La désignation de l’arbitre du quart de finale entre le Maroc et le Cameroun à la CAN 2025 a suscité une vive controverse. Pourtant, selon plusieurs sources concordantes, les accusations de manipulation et de récusation d’arbitre ne reposent sur aucun élément factuel.
Une polémique inutile a entouré la nomination des arbitres pour les quarts de finale de la Coupe d’Afrique des Nations Maroc 2025, notamment à l’approche du choc entre le Maroc et le Cameroun. Contrairement aux rumeurs largement relayées par des sources proches de la FECAFOOT, l’arbitre égyptien Amin Omar n’a, à aucun moment, été officiellement désigné pour diriger cette rencontre.
La Confédération africaine de football (CAF) a finalement porté son choix sur le Mauritanien Dahane Beida, un arbitre international expérimenté et habitué aux grandes compétitions. Une décision qui a néanmoins suscité des contestations du côté camerounais, la FECAFOOT mettant en doute son impartialité et sa compétence.

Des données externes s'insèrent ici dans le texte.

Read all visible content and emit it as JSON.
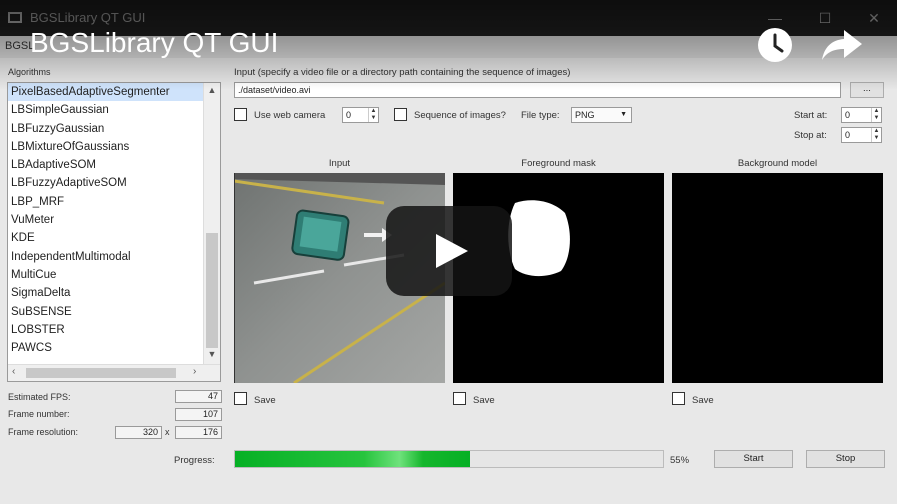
{
  "overlay": {
    "video_title": "BGSLibrary QT GUI"
  },
  "window": {
    "title": "BGSLibrary QT GUI",
    "menu_text": "BGSL"
  },
  "sidebar": {
    "algorithms_label": "Algorithms",
    "items": [
      "PixelBasedAdaptiveSegmenter",
      "LBSimpleGaussian",
      "LBFuzzyGaussian",
      "LBMixtureOfGaussians",
      "LBAdaptiveSOM",
      "LBFuzzyAdaptiveSOM",
      "LBP_MRF",
      "VuMeter",
      "KDE",
      "IndependentMultimodal",
      "MultiCue",
      "SigmaDelta",
      "SuBSENSE",
      "LOBSTER",
      "PAWCS"
    ],
    "selected_index": 0
  },
  "stats": {
    "fps_label": "Estimated FPS:",
    "fps_value": "47",
    "frame_number_label": "Frame number:",
    "frame_number_value": "107",
    "resolution_label": "Frame resolution:",
    "resolution_width": "320",
    "resolution_x": "x",
    "resolution_height": "176"
  },
  "input": {
    "label": "Input (specify a video file or a directory path containing the sequence of images)",
    "path_value": "./dataset/video.avi",
    "browse_label": "...",
    "webcam_label": "Use web camera",
    "webcam_index": "0",
    "sequence_label": "Sequence of images?",
    "file_type_label": "File type:",
    "file_type_value": "PNG",
    "start_at_label": "Start at:",
    "start_at_value": "0",
    "stop_at_label": "Stop at:",
    "stop_at_value": "0"
  },
  "views": [
    {
      "title": "Input",
      "save_label": "Save"
    },
    {
      "title": "Foreground mask",
      "save_label": "Save"
    },
    {
      "title": "Background model",
      "save_label": "Save"
    }
  ],
  "progress": {
    "label": "Progress:",
    "fraction": 0.55,
    "percent_text": "55%",
    "start_label": "Start",
    "stop_label": "Stop"
  },
  "colors": {
    "progress_green": "#06b025",
    "selection": "#cfe3fb",
    "window_bg": "#e8e8e8"
  }
}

Cependant, les accusations évoquant une prétendue récusation de l’arbitre par la Fédération marocaine se révèlent infondées. Selon des sources proches du dossier, aucun arbitre n’avait été désigné avant le vendredi soir précédant le match, et aucune demande officielle de récusation n’a été formulée par le Maroc.
Aucune preuve tangible ni source crédible ne vient étayer les soupçons de manœuvres en coulisses. La CAF, de son côté, affirme avoir suivi sa procédure habituelle de désignation, balayant ainsi les rumeurs de pressions ou d’ingérence.
Au final, cette affaire illustre une fois de plus la tension extrême qui entoure les grands rendez-vous du football africain, où l’arbitrage devient souvent le premier terrain de confrontation avant même le coup d’envoi.